Clearly distinguishing itself from classic approaches focused on differentiation through quality, cost leadership or concentration, blue ocean strategy encourages businesses to break free from existing parameters in terms of supply and demand and explore other environments where they can add new value and thus secure a leading position.
Theory
By differentiating between red oceans and blue oceans, Kim and Mauborgne propose an analysis bringing together strategy, marketing and innovation.
Red oceans vs. blue oceans
With its origins in marketing, analysing the life cycle of a product is a classic method: after the launch comes growth, followed by maturity and then decline. This reasoning takes into account the volume of sales and the lifespan of the product (the quicker the speed of innovation, the shorter the life cycle of the product).
But what about the current and potential profitability? This depends on the competition, which determines prices, but also on the companys ability to manage its own cost prices and develop penetration strategies, ensuring strong market coverage. A product still in its 'growing phase' is often marketed by numerous sellers. This is when the race to cut prices begins. This is precisely what Kim and Mauborgne call a 'red ocean' - a known strategic space where stakeholders accept the parameters and compete fiercely against each other. It is already clear that a simple application of this typology leads to strategic choices regarding product range and financial equilibrium in terms of short-, medium- and long-term profitability and growth.
In the modern economic context, there is an increasing number of red oceans, since the majority of products are positioned in mature markets. Moreover, the international openness of nearly every market encourages an increasing number of stakeholders, which involves some competition, and is hardly offset by the appearance of new economic sectors caused by technological progress. Kim and Mauborgne point out that the traditional theory of business helps decision-makers to survive in a red ocean: concentration on the core business, outsourcing in order to lower cost prices, etc.

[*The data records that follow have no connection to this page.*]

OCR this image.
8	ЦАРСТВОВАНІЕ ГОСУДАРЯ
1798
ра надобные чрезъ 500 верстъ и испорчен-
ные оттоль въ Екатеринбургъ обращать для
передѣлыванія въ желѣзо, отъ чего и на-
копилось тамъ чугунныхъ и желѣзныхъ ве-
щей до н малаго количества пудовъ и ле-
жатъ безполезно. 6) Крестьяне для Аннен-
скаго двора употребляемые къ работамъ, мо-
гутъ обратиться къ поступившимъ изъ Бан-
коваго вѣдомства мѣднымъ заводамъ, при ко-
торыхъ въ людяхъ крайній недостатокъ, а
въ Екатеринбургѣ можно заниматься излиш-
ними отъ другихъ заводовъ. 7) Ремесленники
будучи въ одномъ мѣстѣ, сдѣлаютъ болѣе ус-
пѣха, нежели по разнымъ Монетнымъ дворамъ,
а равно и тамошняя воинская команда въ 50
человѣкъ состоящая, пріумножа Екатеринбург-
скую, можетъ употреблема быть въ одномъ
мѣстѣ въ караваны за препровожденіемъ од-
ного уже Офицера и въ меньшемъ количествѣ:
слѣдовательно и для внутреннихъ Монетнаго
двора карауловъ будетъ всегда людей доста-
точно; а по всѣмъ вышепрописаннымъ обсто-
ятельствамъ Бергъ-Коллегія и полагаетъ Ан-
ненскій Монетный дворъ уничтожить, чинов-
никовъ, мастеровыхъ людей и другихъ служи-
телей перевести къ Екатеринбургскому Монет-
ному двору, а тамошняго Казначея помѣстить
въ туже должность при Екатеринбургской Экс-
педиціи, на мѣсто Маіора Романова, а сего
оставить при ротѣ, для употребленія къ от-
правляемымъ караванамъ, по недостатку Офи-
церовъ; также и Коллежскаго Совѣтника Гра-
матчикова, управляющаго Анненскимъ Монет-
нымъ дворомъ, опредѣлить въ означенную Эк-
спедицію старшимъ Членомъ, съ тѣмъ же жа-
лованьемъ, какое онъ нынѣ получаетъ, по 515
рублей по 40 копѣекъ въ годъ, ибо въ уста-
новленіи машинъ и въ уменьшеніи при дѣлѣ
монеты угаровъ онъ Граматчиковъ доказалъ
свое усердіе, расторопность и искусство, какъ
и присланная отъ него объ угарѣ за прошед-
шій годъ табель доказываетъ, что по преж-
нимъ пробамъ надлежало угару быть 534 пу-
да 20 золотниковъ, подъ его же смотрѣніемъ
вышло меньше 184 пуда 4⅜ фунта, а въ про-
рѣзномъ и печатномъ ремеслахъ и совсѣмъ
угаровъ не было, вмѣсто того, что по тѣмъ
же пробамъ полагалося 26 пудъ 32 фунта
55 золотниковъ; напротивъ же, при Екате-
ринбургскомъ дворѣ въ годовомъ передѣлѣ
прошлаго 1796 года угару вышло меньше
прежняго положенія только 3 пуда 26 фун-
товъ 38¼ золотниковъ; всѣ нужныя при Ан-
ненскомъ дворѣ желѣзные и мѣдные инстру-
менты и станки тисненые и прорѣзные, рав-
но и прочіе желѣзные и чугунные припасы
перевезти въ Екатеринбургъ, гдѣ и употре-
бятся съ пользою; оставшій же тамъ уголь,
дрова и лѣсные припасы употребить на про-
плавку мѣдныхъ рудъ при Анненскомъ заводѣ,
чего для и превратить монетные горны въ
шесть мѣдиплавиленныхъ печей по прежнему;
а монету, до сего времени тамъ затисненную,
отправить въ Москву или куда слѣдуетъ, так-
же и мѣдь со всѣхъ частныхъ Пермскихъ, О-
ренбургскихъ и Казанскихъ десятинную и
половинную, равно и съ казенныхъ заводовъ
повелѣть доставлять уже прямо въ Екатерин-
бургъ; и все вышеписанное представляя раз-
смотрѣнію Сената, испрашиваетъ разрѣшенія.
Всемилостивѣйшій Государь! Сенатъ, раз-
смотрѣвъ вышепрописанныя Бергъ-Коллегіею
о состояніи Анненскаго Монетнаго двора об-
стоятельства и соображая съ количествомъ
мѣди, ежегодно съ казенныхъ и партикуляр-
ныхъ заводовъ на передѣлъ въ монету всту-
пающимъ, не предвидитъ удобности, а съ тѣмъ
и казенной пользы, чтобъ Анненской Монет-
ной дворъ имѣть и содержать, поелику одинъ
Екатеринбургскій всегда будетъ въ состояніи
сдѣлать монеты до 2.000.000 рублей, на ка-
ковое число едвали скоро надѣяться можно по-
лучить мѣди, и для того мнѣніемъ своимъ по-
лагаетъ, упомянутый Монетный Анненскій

Blue ocean strategy encourages stakeholders to abandon the red oceans, which do not create enough value, to move towards blue oceans. In these new strategic spaces, every business can develop alone and, at least for a time, will not be constrained by excessive competition and price wars.
Switching oceans using value innovation
The key to moving from a red ocean to a blue ocean is innovation. However, innovation based purely on technology is not enough. Kim and Mauborgne call the process of radical division that leads to a blue ocean 'value innovation'. This concept works both for businesses in search of economic performance, and the customers who need to be satisfied.
Of course, the innovation described by the two authors requires the participation of the economic stakeholders, in this way differing from the traditional neoclassic approach, which considers innovation to be external. It is a voluntary step taken by the business, which will need to re-evaluate its entire approach if the transition is to be successful. In this respect, it is driven by the economic stakeholders themselves. This approach to innovation goes all the way back to Jean-Baptiste Say (journalist and economist, 1767-1832) and continues today through a range of economists with very different ideas, such as Karl Marx (1818-1883) and Joseph Schumpeter (1883-1950).